Implications for Age-Related Olfactory Decline
Another critical dimension of this study pertains to age-related declines in the production of new olfactory neurons. By examining cells derived from mice of varied ages, researchers have discerned a notable decline in the neurogenic capacities of older mice. This decline is associated with a reduced number of GBCs in aging subjects, posing a potential link between diminished olfactory neuron production and age-related depletion of this stem cell type. Even as the findings suggest a connection between aging and olfactory decline, researchers urge caution. They emphasize that further longitudinal studies are necessary to fully decode these complex dynamics, with an ultimate goal of developing interventions aimed at reactivating stem cells in older individuals.
The research also highlights the innovative contributions of Juliana Gutschow Gameiro, affiliated with Tufts University and originally from the State University of Londrina in Brazil, whose dedication has been instrumental in making this model accessible for use in less resource-intensive laboratories. Gameiro’s work in adapting this model ensures that researchers across a spectrum of scientific disciplines, ranging from neurobiology to virology, can engage in olfactory research without prohibitive costs or need for specialized equipment. This broad accessibility is becoming increasingly pertinent as the medical community seeks to address sensory loss resulting from diverse medical conditions, including the recent interest spurred by the sensory symptoms associated with COVID-19.

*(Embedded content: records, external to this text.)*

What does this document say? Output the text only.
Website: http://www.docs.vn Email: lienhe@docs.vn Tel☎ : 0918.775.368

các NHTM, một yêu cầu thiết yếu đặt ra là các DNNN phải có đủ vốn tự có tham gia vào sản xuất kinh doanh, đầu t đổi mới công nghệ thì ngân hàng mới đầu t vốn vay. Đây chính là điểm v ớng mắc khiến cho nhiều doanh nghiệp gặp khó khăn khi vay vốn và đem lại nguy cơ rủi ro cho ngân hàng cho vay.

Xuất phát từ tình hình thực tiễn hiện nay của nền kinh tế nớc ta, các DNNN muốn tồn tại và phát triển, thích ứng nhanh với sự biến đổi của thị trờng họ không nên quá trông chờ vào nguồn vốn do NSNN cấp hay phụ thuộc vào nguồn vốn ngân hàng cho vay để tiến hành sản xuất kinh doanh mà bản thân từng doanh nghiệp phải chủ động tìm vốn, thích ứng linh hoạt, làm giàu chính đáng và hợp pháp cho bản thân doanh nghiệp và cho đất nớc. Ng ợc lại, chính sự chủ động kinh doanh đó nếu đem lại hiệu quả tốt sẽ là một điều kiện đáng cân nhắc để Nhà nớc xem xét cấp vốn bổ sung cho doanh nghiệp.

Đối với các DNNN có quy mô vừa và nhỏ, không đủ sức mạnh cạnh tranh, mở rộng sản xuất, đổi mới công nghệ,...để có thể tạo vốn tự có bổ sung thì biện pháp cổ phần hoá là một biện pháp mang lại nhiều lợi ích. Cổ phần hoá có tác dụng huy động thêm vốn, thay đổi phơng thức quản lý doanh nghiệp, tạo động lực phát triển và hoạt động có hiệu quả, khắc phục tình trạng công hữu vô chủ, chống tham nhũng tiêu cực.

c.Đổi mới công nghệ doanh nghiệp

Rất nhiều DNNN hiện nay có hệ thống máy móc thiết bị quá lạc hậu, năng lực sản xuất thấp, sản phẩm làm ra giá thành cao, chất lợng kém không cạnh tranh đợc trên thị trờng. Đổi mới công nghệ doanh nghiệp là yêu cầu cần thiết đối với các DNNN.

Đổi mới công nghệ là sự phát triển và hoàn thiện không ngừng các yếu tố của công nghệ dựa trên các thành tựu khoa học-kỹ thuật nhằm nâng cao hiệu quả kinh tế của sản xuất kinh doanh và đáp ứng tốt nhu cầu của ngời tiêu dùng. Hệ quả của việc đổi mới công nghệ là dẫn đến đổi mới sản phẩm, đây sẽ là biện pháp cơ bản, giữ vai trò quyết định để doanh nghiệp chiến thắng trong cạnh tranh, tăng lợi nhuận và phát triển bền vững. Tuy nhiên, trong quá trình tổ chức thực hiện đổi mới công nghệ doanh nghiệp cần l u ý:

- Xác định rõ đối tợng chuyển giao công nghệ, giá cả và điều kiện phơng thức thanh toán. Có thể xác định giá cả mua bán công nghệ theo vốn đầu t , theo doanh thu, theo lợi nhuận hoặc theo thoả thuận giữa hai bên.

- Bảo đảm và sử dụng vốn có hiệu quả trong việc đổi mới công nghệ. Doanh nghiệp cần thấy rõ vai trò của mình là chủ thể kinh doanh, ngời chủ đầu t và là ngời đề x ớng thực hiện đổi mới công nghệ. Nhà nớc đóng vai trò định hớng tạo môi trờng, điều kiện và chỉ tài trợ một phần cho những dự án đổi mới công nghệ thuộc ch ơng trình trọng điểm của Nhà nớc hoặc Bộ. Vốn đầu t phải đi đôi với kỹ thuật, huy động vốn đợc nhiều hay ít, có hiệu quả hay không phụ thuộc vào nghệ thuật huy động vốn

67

Future Directions in Therapeutic Models
The allure of regenerative medicine lies in its potential to repair or replace damaged tissues, restoring function to affected parts of the body. Groundbreaking research has spotlighted a new frontier by exploring the overlooked stem cells in the nasal cavity’s olfactory system. Scientists, led by Brian Lin at Tufts University School of Medicine and the Graduate School of Biomedical Sciences, are advancing efforts to understand olfactory neurogenesis. Their work challenges conventional beliefs about the waning sense of smell due to aging, illness, or environmental factors. Recent studies suggest a paradigm shift, with insights into rejuvenating our olfactory sense via innovative 3D models.
Central to this investigation is the creation of a cutting-edge 3D olfactory tissue model known as an organoid, replicating the regenerative nasal environment. It provides researchers the chance to delve into the regeneration of olfactory nerve cells. Historically, research has struggled due to the complexity of human olfactory systems and issues with sourcing pure tissues, but using mouse tissues, this model sheds light on the roles of stem cells like horizontal basal cells and globose basal cells.